Coin Auction Viewings - A Rant

February 8, 2010

Just recently I and my fellow Australian Coin Collecting blog author were able to attend a smallish coin auction for both the lot viewing session and the live room auction the next day. The company holding the auction has been in business for more than 30 years and in this time has conducted quite a few more than 100 auctions. We've been to several of their auctions in the past and usually the experience isn't too bad at all. However this time a few things really got under my skin during the viewing of the lots and I feel like I should talk about them.

  1. Don't buy lots site unseen, view view view. If you can't view then get someone to view for you. Many of the coins we looked at that were described as uncirculated were clearly not, and a surprisingly large number of the coins were clearly cleaned or affected by PVC.
  2. The lots were incredibly poorly setup for viewing. In many cases the coins were sealed into PVC holders which normally isn't too bad for viewing and short term storage but the particular type of holders used were spotted with tiny black flecks so as a consequence every coin appeared to be spotted with tiny black flecks.
  3. Some lots with more than one coin had the coins sealed into PVC holders and then those PVC holders were sealed into a larger PVC holder. This made it impossible to view these coins properly because of the lack of clarity in the PVC and the fact that the coin dealer was trying to make everyone look through two layers of this horrible plastic.
  4. Most of the lots were labelled with a number written onto a white adhesive label. Now one would think the obvious place to put this was on the white note card attached to all the lots, but no, in some cases they'd decided to stick the white label on the coin holder so you couldn't see the coin because of the label.
  5. One high value lot was so poorly packed that it was virtually impossible to view without damaging the item for sale. We managed to remove it from the holder to view correctly but I could see how hundreds of dollars of value could be removed in just a few seconds by someone carelessly removing the lot from the holder and damaging it when all they want is a closer look.
  6. We understand that staff who conduct auction viewings have many demands on their time but this is no excuse for damaging the lots they are there to try to sell. We saw one staff member fold a high value item (which should have remained flat) and try to stuff it back into the holder it came from because he was clearly busy and impatient. There is absolutely no excuse for this and we were horrified when we saw it, any chance that anyone in the room would have bid on that item just went out the window (incidentally the item went unsold).

OK so now I've got that off of my chest here's some things I would change to make the viewing experience much easier.

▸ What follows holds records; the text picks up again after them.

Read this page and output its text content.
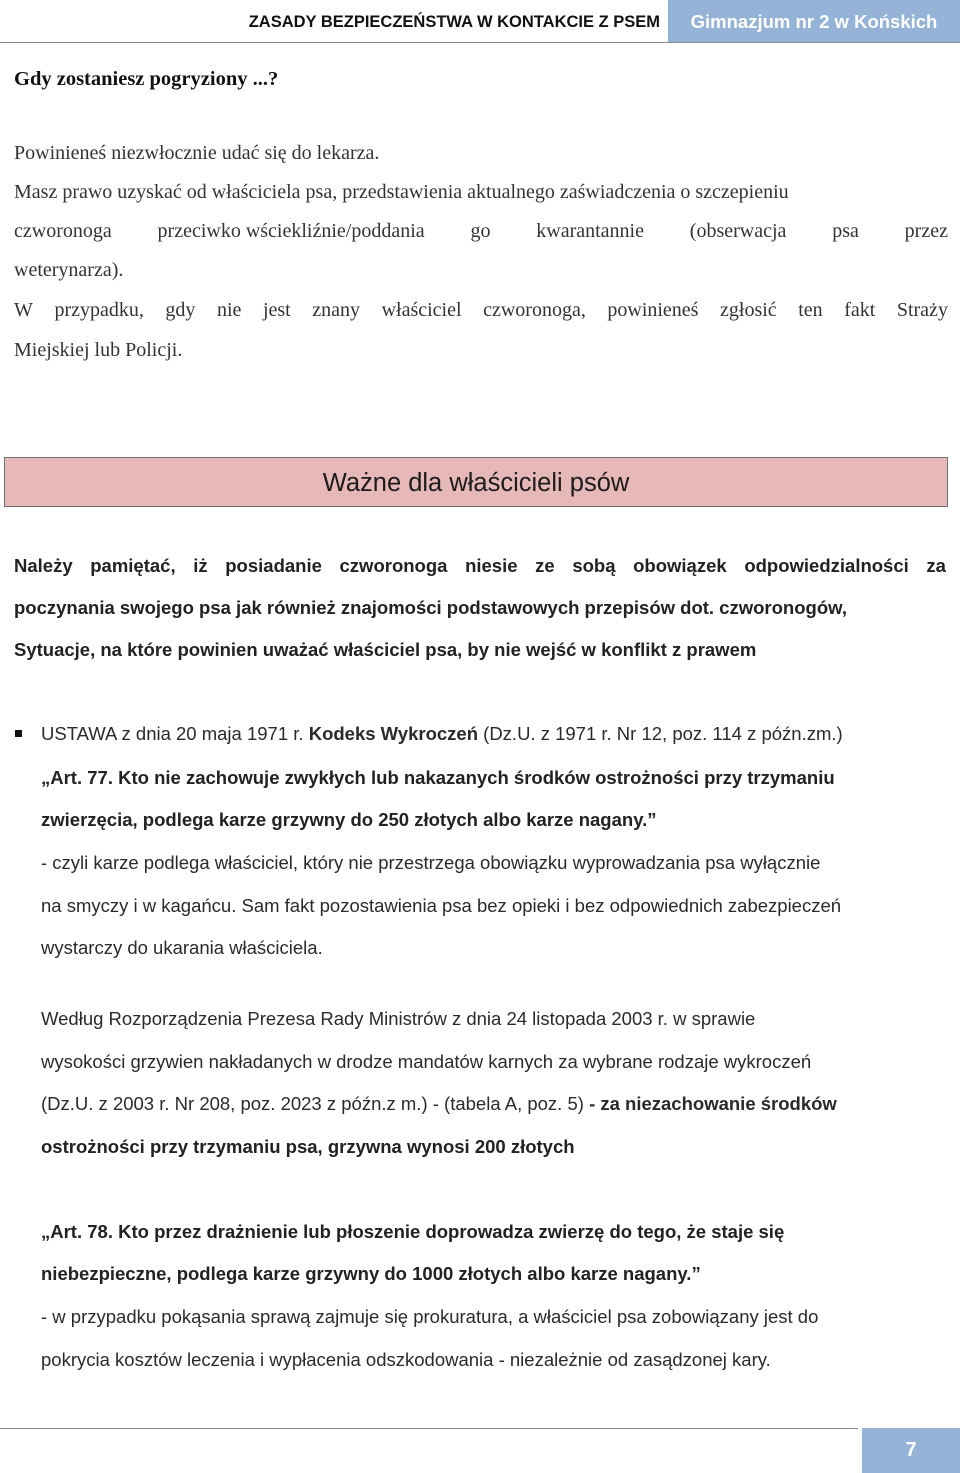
ZASADY BEZPIECZEŃSTWA W KONTAKCIE Z PSEM	Gimnazjum nr 2 w Końskich
Gdy zostaniesz pogryziony ...?
Powinieneś niezwłocznie udać się do lekarza.
Masz prawo uzyskać od właściciela psa, przedstawienia aktualnego zaświadczenia o szczepieniu
czworonoga przeciwko wściekliźnie/poddania go kwarantannie (obserwacja psa przez
weterynarza).
W przypadku, gdy nie jest znany właściciel czworonoga, powinieneś zgłosić ten fakt Straży
Miejskiej lub Policji.
Ważne dla właścicieli psów
Należy pamiętać, iż posiadanie czworonoga niesie ze sobą obowiązek odpowiedzialności za
poczynania swojego psa jak również znajomości podstawowych przepisów dot. czworonogów,
Sytuacje, na które powinien uważać właściciel psa, by nie wejść w konflikt z prawem
USTAWA z dnia 20 maja 1971 r. Kodeks Wykroczeń (Dz.U. z 1971 r. Nr 12, poz. 114 z późn.zm.)
„Art. 77. Kto nie zachowuje zwykłych lub nakazanych środków ostrożności przy trzymaniu
zwierzęcia, podlega karze grzywny do 250 złotych albo karze nagany.”
- czyli karze podlega właściciel, który nie przestrzega obowiązku wyprowadzania psa wyłącznie
na smyczy i w kagańcu. Sam fakt pozostawienia psa bez opieki i bez odpowiednich zabezpieczeń
wystarczy do ukarania właściciela.
Według Rozporządzenia Prezesa Rady Ministrów z dnia 24 listopada 2003 r. w sprawie
wysokości grzywien nakładanych w drodze mandatów karnych za wybrane rodzaje wykroczeń
(Dz.U. z 2003 r. Nr 208, poz. 2023 z późn.z m.) - (tabela A, poz. 5) - za niezachowanie środków
ostrożności przy trzymaniu psa, grzywna wynosi 200 złotych
„Art. 78. Kto przez drażnienie lub płoszenie doprowadza zwierzę do tego, że staje się
niebezpieczne, podlega karze grzywny do 1000 złotych albo karze nagany.”
- w przypadku pokąsania sprawą zajmuje się prokuratura, a właściciel psa zobowiązany jest do
pokrycia kosztów leczenia i wypłacenia odszkodowania - niezależnie od zasądzonej kary.
7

  1. Get the coins out of the PVC holders. Put them into mylar flips (SAFLIPS would be good) and heat seal those coins in there. The mylar will protect the coin, it is contained, and the plastic is crystal clear allowing for easy viewing. If there's multiple coins in a lot then heat seal them into polypropylene album pages cut to size (like we did here). By all means then put the sealed up coin (or coins) into a larger PVC pocket and staple this to an information card. People can then take the coins out of the PVC pocket and view very easily. Doing these things will make for an easier viewing and also reduce your auction setup costs, it is far quicker to heat seal coins into holders than staple them or sticky tape them!
  2. Take some basic care when labeling lots. Sure we understand they need to be labelled so you can keep track but for goodness sake don't stick the label on top of the coin so we can't view it. If we can't view it we wont buy it.
  3. Take some care when handling lots and employ staff with some basic numismatic knowledge (or at least take the time to train them afterwards). I can think of several occasions now in auction viewings and coins stores where the staff have damaged items I was interested in buying because of poor handling, lack of care, or just plain ignorance. Clearly this is unacceptable.
  4. Apply conservative, consistent, and open grading when evaluating lots for your catalogue. If your lots are consistently overgraded, cleaned, and have faults that are not described then you will not receive site unseen bids and lots will not realise their real value. It's as simple as that.

I'm glad to get that off of my chest, the viewing was a frustrating experience and so easily improved with just a bit of thought and care being taken. The actual room auction was smooth and well run but as you'd expect the clearance rate was fairly ordinary. I wonder if it could be improved by taking some of the simple steps I've outlined above?